Bunun da ötesinde, HDP’ye veryansın eden MHP liderliği, Diyabakır’ın ayrılıp federatif yapı olmasını isteyen, bu yapı ile nasıl bir araya gelecek?
Gelir diyorsunuz, bence de. Çünkü “Seçim ve kazanmak söz ayrıca konusuysa ilkeler sıfırdır” anlayışını MHP çok sergiledi. Erdoğan’a neler söyledi, Erdoğan ona ne hakaretler yaptı ama sonuçta kucaklaştılar.
BU İTTİFAKIN ARKA BAHÇESİ?
AKP/MHP’nin bu iki yapı ile işbirliğinin arka nedenleri olabilir mi?

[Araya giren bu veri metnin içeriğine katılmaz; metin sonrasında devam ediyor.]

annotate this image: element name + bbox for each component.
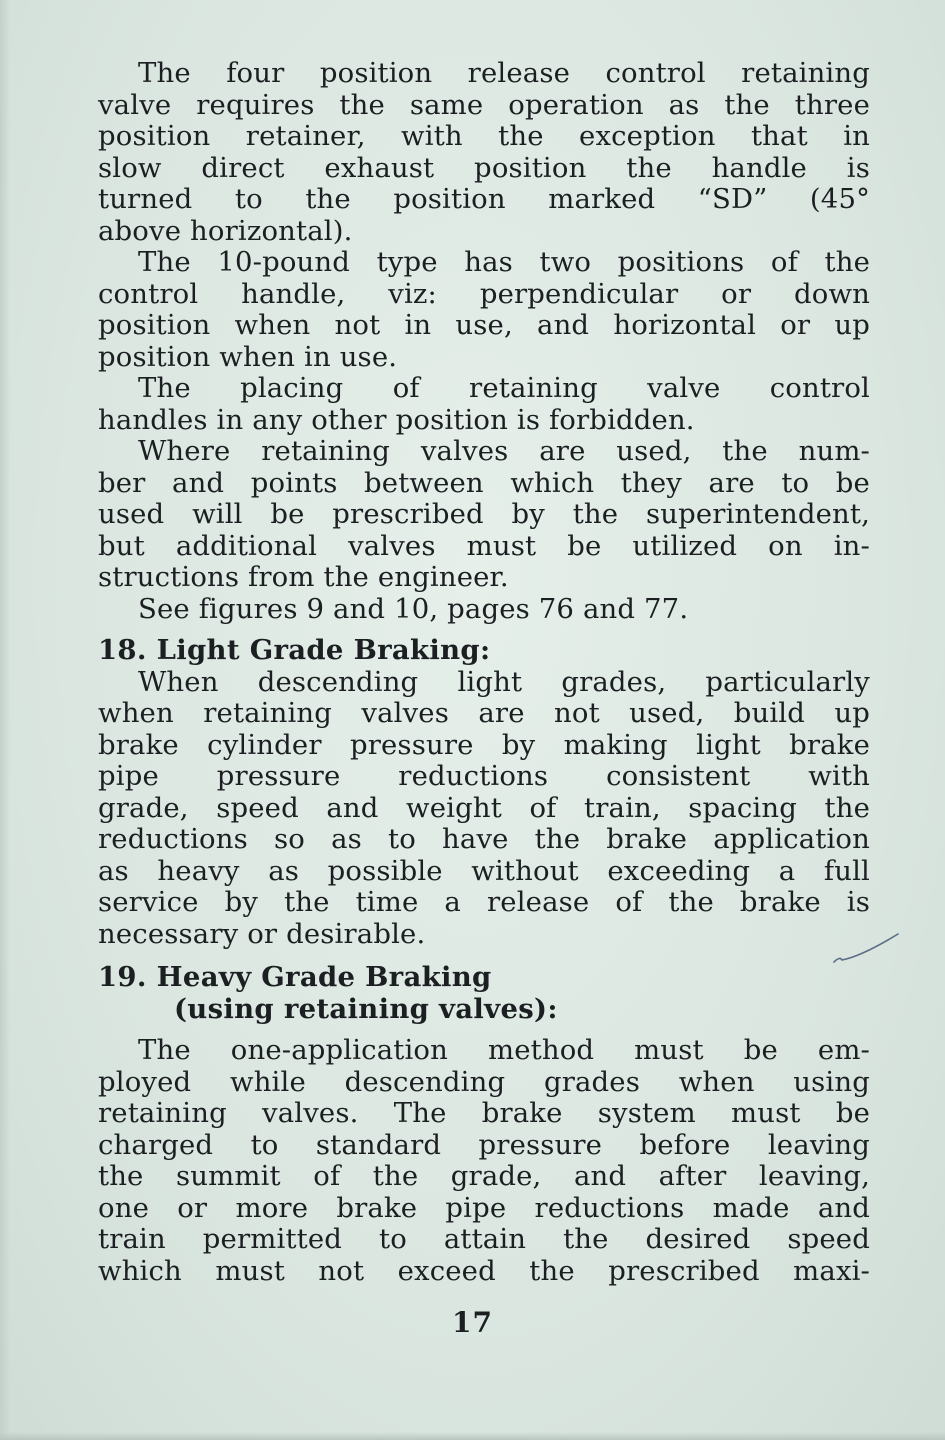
text-line: grade, speed and weight of train, spacing the [98,791,870,824]
paragraph-see-figures [98,594,870,626]
text-line: service by the time a release of the brake is [98,886,870,918]
text-line: retaining valves. The brake system must be [98,1097,870,1129]
paragraph-placing-handles [98,373,870,436]
section-18-light-grade-braking [98,635,870,950]
text-line: structions from the engineer. [98,561,509,593]
text-line: used will be prescribed by the superintendent, [98,498,870,530]
text-line: train permitted to attain the desired speed [98,1223,870,1255]
paragraph-retaining-valves-used [98,436,870,594]
text-line: ployed while descending grades when using [98,1065,870,1098]
paragraph-four-position-valve [98,58,870,247]
text-line: The one-application method must be em- [138,1034,870,1066]
page-text [98,58,870,1287]
text-line: The 10-pound type has two positions of the [138,246,870,278]
text-line: position when not in use, and horizontal or up [98,309,870,341]
text-line: position when in use. [98,340,398,373]
text-line: necessary or desirable. [98,917,426,950]
text-line: which must not exceed the prescribed maxi- [98,1254,870,1287]
text-line: the summit of the grade, and after leaving, [98,1160,870,1192]
text-line: See figures 9 and 10, pages 76 and 77. [138,592,689,625]
page-bottom-edge [0,1432,945,1440]
section-heading: 18. Light Grade Braking: [98,634,491,666]
text-line: Where retaining valves are used, the num- [138,435,870,467]
text-line: The four position release control retaining [138,57,870,89]
text-line: handles in any other position is forbidden. [98,403,695,436]
text-line: The placing of retaining valve control [138,372,870,404]
page-left-edge [0,0,10,1440]
text-line: slow direct exhaust position the handle is [98,151,870,184]
text-line: above horizontal). [98,214,353,247]
section-19-heavy-grade-braking [98,962,870,1287]
text-line: pipe pressure reductions consistent with [98,760,870,792]
text-line: ber and points between which they are to be [98,466,870,499]
text-line: but additional valves must be utilized on in- [98,529,870,562]
text-line: brake cylinder pressure by making light brake [98,728,870,761]
paragraph-10-pound-type [98,247,870,373]
text-line: When descending light grades, particularly [138,665,870,698]
text-line: when retaining valves are not used, build up [98,697,870,729]
text-line: control handle, viz: perpendicular or down [98,277,870,310]
pencil-check-mark [832,930,902,970]
text-line: valve requires the same operation as the three [98,88,870,121]
text-line: one or more brake pipe reductions made and [98,1191,870,1224]
text-line: position retainer, with the exception that in [98,120,870,152]
section-heading: 19. Heavy Grade Braking [98,961,492,993]
text-line: as heavy as possible without exceeding a full [98,854,870,887]
text-line: reductions so as to have the brake application [98,823,870,855]
section-subheading: (using retaining valves): [174,992,558,1025]
text-line: turned to the position marked “SD” (45° [98,183,870,215]
text-line: charged to standard pressure before leaving [98,1128,870,1161]
page-number: 17 [452,1306,493,1339]
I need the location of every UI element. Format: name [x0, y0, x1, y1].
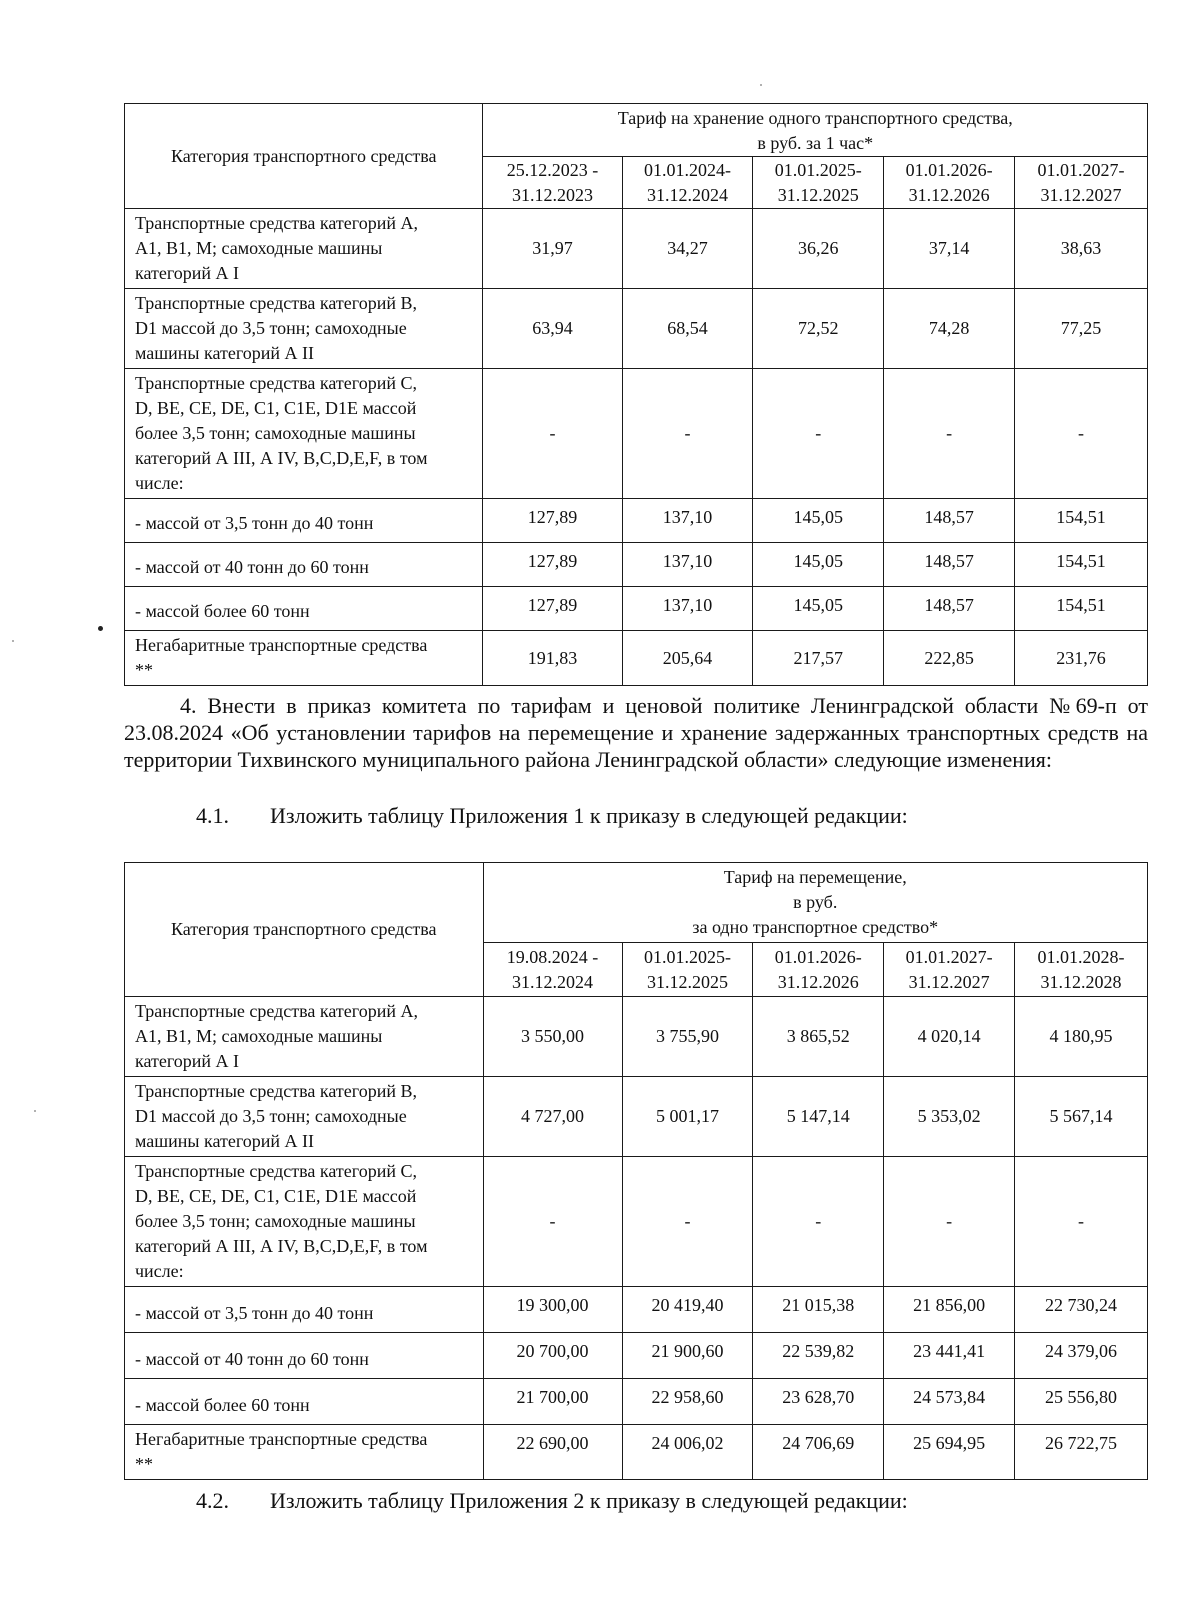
table-row	[125, 997, 1148, 1077]
row-label: - массой от 40 тонн до 60 тонн	[125, 543, 483, 587]
tariff-value: 127,89	[483, 543, 622, 587]
category-header: Категория транспортного средства	[125, 104, 483, 209]
row-label: Транспортные средства категорий С, D, ВЕ, СЕ, DE, C1, C1E, D1E массой более 3,5 тонн; самоходные машины категорий А III, А IV, В,С,D,E,F, в том числе:	[125, 369, 483, 499]
tariff-value: 4 020,14	[884, 997, 1015, 1077]
paragraph-4: 4. Внести в приказ комитета по тарифам и ценовой политике Ленинградской области №69-п от 23.08.2024 «Об установлении тарифов на перемещение и хранение задержанных транспортных средств на территории Тихвинского муниципального района Ленинградской области» следующие изменения:	[124, 693, 1148, 772]
tariff-value: -	[884, 1157, 1015, 1287]
storage-tariff-header	[483, 104, 1148, 157]
row-label: Транспортные средства категорий В, D1 массой до 3,5 тонн; самоходные машины категорий А II	[125, 1077, 484, 1157]
relocation-tariff-header-line: Тариф на перемещение,	[723, 867, 907, 887]
period-header: 01.01.2027- 31.12.2027	[884, 943, 1015, 997]
tariff-value: 5 353,02	[884, 1077, 1015, 1157]
row-label: - массой от 3,5 тонн до 40 тонн	[125, 1287, 484, 1333]
item-text: Изложить таблицу Приложения 2 к приказу в следующей редакции:	[270, 1488, 908, 1513]
table-row	[125, 499, 1148, 543]
tariff-value: 38,63	[1015, 209, 1148, 289]
relocation-tariff-table	[124, 862, 1148, 1480]
tariff-value: -	[622, 1157, 753, 1287]
tariff-value: 37,14	[884, 209, 1015, 289]
tariff-value: -	[1015, 369, 1148, 499]
tariff-value: 3 755,90	[622, 997, 753, 1077]
tariff-value: -	[1015, 1157, 1148, 1287]
tariff-value: 22 539,82	[753, 1333, 884, 1379]
table-row	[125, 289, 1148, 369]
period-header: 01.01.2024- 31.12.2024	[622, 157, 753, 209]
table-row	[125, 1379, 1148, 1425]
table-row	[125, 1287, 1148, 1333]
tariff-value: 4 180,95	[1015, 997, 1148, 1077]
tariff-value: 148,57	[884, 543, 1015, 587]
tariff-value: -	[884, 369, 1015, 499]
tariff-value: 145,05	[753, 587, 884, 631]
period-header: 25.12.2023 - 31.12.2023	[483, 157, 622, 209]
storage-tariff-header-line: в руб. за 1 час*	[757, 133, 874, 153]
tariff-value: 31,97	[483, 209, 622, 289]
tariff-value: 231,76	[1015, 631, 1148, 686]
table-row	[125, 631, 1148, 686]
tariff-value: 21 700,00	[483, 1379, 622, 1425]
tariff-value: 23 628,70	[753, 1379, 884, 1425]
table-row	[125, 1157, 1148, 1287]
tariff-value: 22 690,00	[483, 1425, 622, 1480]
tariff-value: 145,05	[753, 543, 884, 587]
tariff-value: -	[753, 369, 884, 499]
table-row	[125, 543, 1148, 587]
table-row	[125, 209, 1148, 289]
tariff-value: 5 567,14	[1015, 1077, 1148, 1157]
tariff-value: 5 001,17	[622, 1077, 753, 1157]
table-row	[125, 369, 1148, 499]
tariff-value: 23 441,41	[884, 1333, 1015, 1379]
tariff-value: 26 722,75	[1015, 1425, 1148, 1480]
relocation-tariff-header-line: за одно транспортное средство*	[692, 917, 939, 937]
item-4-2	[196, 1487, 908, 1514]
tariff-value: 3 865,52	[753, 997, 884, 1077]
period-header: 01.01.2027- 31.12.2027	[1015, 157, 1148, 209]
tariff-value: 19 300,00	[483, 1287, 622, 1333]
tariff-value: 137,10	[622, 543, 753, 587]
row-label: Негабаритные транспортные средства **	[125, 631, 483, 686]
tariff-value: -	[483, 369, 622, 499]
tariff-value: 25 694,95	[884, 1425, 1015, 1480]
tariff-value: 24 573,84	[884, 1379, 1015, 1425]
row-label: - массой от 40 тонн до 60 тонн	[125, 1333, 484, 1379]
tariff-value: -	[483, 1157, 622, 1287]
period-header: 01.01.2025- 31.12.2025	[753, 157, 884, 209]
tariff-value: 148,57	[884, 499, 1015, 543]
scan-speck	[12, 640, 14, 642]
row-label: Транспортные средства категорий А, А1, В1, М; самоходные машины категорий А I	[125, 209, 483, 289]
table-row	[125, 587, 1148, 631]
relocation-tariff-header-line: в руб.	[793, 892, 838, 912]
tariff-value: 127,89	[483, 499, 622, 543]
period-header: 01.01.2026- 31.12.2026	[884, 157, 1015, 209]
row-label: Негабаритные транспортные средства **	[125, 1425, 484, 1480]
tariff-value: 217,57	[753, 631, 884, 686]
tariff-value: 21 856,00	[884, 1287, 1015, 1333]
tariff-value: 3 550,00	[483, 997, 622, 1077]
tariff-value: 154,51	[1015, 543, 1148, 587]
storage-tariff-table	[124, 103, 1148, 686]
tariff-value: 68,54	[622, 289, 753, 369]
period-header: 01.01.2028- 31.12.2028	[1015, 943, 1148, 997]
tariff-value: 20 419,40	[622, 1287, 753, 1333]
tariff-value: 24 706,69	[753, 1425, 884, 1480]
tariff-value: 22 958,60	[622, 1379, 753, 1425]
storage-tariff-header-line: Тариф на хранение одного транспортного средства,	[617, 108, 1013, 128]
table-row	[125, 1077, 1148, 1157]
tariff-value: 74,28	[884, 289, 1015, 369]
row-label: Транспортные средства категорий В, D1 массой до 3,5 тонн; самоходные машины категорий А II	[125, 289, 483, 369]
period-header: 01.01.2025- 31.12.2025	[622, 943, 753, 997]
tariff-value: 25 556,80	[1015, 1379, 1148, 1425]
row-label: - массой более 60 тонн	[125, 1379, 484, 1425]
row-label: - массой более 60 тонн	[125, 587, 483, 631]
tariff-value: 145,05	[753, 499, 884, 543]
tariff-value: 148,57	[884, 587, 1015, 631]
tariff-value: 34,27	[622, 209, 753, 289]
row-label: Транспортные средства категорий А, А1, В1, М; самоходные машины категорий А I	[125, 997, 484, 1077]
item-text: Изложить таблицу Приложения 1 к приказу в следующей редакции:	[270, 803, 908, 828]
row-label: Транспортные средства категорий С, D, ВЕ, СЕ, DE, C1, C1E, D1E массой более 3,5 тонн; самоходные машины категорий А III, А IV, В,С,D,E,F, в том числе:	[125, 1157, 484, 1287]
tariff-value: 154,51	[1015, 499, 1148, 543]
tariff-value: 21 015,38	[753, 1287, 884, 1333]
tariff-value: 22 730,24	[1015, 1287, 1148, 1333]
scan-speck	[34, 1110, 36, 1112]
tariff-value: 137,10	[622, 499, 753, 543]
table-row	[125, 1333, 1148, 1379]
tariff-value: -	[753, 1157, 884, 1287]
tariff-value: 63,94	[483, 289, 622, 369]
item-4-1	[196, 802, 908, 829]
row-label: - массой от 3,5 тонн до 40 тонн	[125, 499, 483, 543]
tariff-value: 77,25	[1015, 289, 1148, 369]
tariff-value: 72,52	[753, 289, 884, 369]
tariff-value: 5 147,14	[753, 1077, 884, 1157]
category-header: Категория транспортного средства	[125, 863, 484, 997]
tariff-value: 24 379,06	[1015, 1333, 1148, 1379]
scan-speck	[760, 84, 762, 86]
tariff-value: 20 700,00	[483, 1333, 622, 1379]
tariff-value: 21 900,60	[622, 1333, 753, 1379]
scan-dot	[98, 626, 103, 631]
tariff-value: 154,51	[1015, 587, 1148, 631]
tariff-value: -	[622, 369, 753, 499]
tariff-value: 205,64	[622, 631, 753, 686]
period-header: 19.08.2024 - 31.12.2024	[483, 943, 622, 997]
tariff-value: 137,10	[622, 587, 753, 631]
item-number: 4.2.	[196, 1488, 229, 1513]
tariff-value: 36,26	[753, 209, 884, 289]
tariff-value: 191,83	[483, 631, 622, 686]
tariff-value: 4 727,00	[483, 1077, 622, 1157]
tariff-value: 127,89	[483, 587, 622, 631]
tariff-value: 222,85	[884, 631, 1015, 686]
period-header: 01.01.2026- 31.12.2026	[753, 943, 884, 997]
item-number: 4.1.	[196, 803, 229, 828]
tariff-value: 24 006,02	[622, 1425, 753, 1480]
table-row	[125, 1425, 1148, 1480]
relocation-tariff-header	[483, 863, 1148, 943]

Ve yeniden, dünkü yazımın sonuna geliyorum: Sandık güvenliği... HÜDA PAR Güneydoğu’da sandık güvensizliği için bir rol mü üstlenecek, bilmiyorum.
Seçime az kala nasıl bir atmosfer yaratacak iktidar? Bu iki yeni ittifakı, milletin daha derin bölünüp parçalanmasının aracı olarak mı kullanacak? Seçim, sandık, muhalefet ve adaylarının güvenliği sağlanacak mı?
AKP kendi üzerindeki yoğun şüpheyi atmalı. Meşruluktan ayrılmayacağını, sonrası için de politika sahnesinde meşru olarak kalacağını göstermeli. Her şeyden önemlisi, parti ve lider çıkarı değil, ülkenin çıkarı. Bir gıdım “demokrasi kırıntısı”nı en azından sandıkta yaşamasına izin vermeli.
Çok mu karamsarım? Veya çok mu karamsar okurların etkisi altındayım?